FB: Sorduğun bu soruyla ilgili ekseri gözden kaçan bir
şey var: Sanılıyor ki, her koşulda istenen ekonomik-sosyal model uygulanabilir!
Böyle bir şey yok. Her ekonomik-sosyal model belirli sınıfsal güç dengelerine
dayanıyor. Mesela II. Dünya savaşı sonrasında adı öyle konsun, konmasın, sosyal
demokrat bir ekonomik-sosyal model geçerli oldu.
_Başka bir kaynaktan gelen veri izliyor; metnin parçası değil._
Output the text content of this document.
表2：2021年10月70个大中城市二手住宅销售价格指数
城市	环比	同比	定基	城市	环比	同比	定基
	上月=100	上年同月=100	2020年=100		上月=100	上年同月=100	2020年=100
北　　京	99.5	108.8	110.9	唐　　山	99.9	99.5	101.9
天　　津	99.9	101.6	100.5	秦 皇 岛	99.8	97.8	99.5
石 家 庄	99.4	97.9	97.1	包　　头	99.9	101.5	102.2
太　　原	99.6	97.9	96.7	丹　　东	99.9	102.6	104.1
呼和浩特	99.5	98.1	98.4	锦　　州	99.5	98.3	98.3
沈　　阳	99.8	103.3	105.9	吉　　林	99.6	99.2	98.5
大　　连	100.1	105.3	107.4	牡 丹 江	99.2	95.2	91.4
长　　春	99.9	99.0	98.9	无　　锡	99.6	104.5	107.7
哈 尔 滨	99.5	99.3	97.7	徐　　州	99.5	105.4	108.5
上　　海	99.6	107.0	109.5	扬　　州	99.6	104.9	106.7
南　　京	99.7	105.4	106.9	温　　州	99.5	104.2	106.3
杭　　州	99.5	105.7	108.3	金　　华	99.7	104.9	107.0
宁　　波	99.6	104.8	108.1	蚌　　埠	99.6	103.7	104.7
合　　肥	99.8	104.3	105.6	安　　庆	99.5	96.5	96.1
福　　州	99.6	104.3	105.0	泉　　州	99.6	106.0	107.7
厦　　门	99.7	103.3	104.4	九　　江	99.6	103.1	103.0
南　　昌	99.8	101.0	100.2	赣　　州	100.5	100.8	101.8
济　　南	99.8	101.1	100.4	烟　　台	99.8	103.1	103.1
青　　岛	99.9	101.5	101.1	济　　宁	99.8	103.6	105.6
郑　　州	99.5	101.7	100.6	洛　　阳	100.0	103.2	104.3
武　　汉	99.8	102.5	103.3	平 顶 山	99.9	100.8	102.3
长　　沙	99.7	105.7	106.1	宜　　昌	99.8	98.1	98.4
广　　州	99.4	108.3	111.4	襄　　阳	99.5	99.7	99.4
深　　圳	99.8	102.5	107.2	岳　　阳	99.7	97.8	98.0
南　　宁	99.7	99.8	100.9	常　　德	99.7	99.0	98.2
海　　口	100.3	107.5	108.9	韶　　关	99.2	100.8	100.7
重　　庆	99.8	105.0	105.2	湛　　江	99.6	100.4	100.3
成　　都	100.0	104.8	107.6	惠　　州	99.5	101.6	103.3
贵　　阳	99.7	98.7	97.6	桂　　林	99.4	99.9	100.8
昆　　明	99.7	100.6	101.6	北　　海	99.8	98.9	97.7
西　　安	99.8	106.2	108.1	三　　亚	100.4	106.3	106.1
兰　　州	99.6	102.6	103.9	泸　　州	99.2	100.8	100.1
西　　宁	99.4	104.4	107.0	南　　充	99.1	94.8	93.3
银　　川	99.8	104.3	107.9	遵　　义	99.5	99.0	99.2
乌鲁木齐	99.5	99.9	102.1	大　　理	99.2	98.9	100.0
O dönemde güçlü bir sendikal
mücadele vardı, sosyalist-komünist ütopya canlıydı, Sovyet sisteminin prestiji
yüksekti ve bir çekim merkezi durumundaydı, 1955 Bandung Konferansı sonrasında
sömürge halkları ayağa kalkmış, “biz de varız, yüzyıllardır uzak tutulduğumuz
sofraya dahil olmak istiyoruz” diyorlardı, sömürgeciliğin tahribatına son
vermek istiyorlardı… Velhasıl, dünya ölçeğinde ezilen ve sömürülen sınıflar
lehine bir güçler dengesi oluşmuştu. Tabii böylesi bir güçler dengesi durumu da
kapitalizmin kuşatılması, ödünler vermek, “uyumlanmak” zorunda
kalması demekti…
Lâkin, 1979-1980
‘den başlayarak, neoliberalizmin kendini dayatmasıyla, güçler dengesi kesin
olarak sermaye lehine döndü. Dolayısıyla verili yeni güç dengesi durumunda
artık ‘ben sol, sosyal demokrat bir program uygulayacağım’ demenin bir
karşılığı yoktu… Hangi parti iktidara gelirse gelsin, yapabileceklerinin sınırı
neoliberalizm tarafından belirlenmişti. Bir fikir vermek için, Türkiye”de 16
milyondan fazla işçi (proleter) var ve bunun sadece %6’sı sendikalı… Üstelik bu
%6’nın %3’ünün toplu sözleşme hakkı yok! Sendikalarda “örgütlü” kesim 1 milyon
kadar işçiyi kapsıyor. Sendikaların %90’ı da AKP iktidarının destekçisi… Şimdi
böyle bir tablo varken kendine sosyal demokrat diyen bir partinin ne kadar
şansı olabilir?
Senin de
söylediğin gibi dünyanın neresinde olursa olsun, “sol” adına iktidar olan tüm
partilerin neoliberalizme teslim olmalarının nedeni bu! Kaldı ki, artık sosyal
demokrasi geride kaldı, O sayfa kapandı… Mesela neden CHP 1970’li yıllarda
%40’ların üstünde oy alabiliyorken, şimdilerde %25’lerde patinaj yapıyor? Artık
sosyal demokrasi mümkün değil, zira o sayfa kapandı ama başka şey yapmak mümkün…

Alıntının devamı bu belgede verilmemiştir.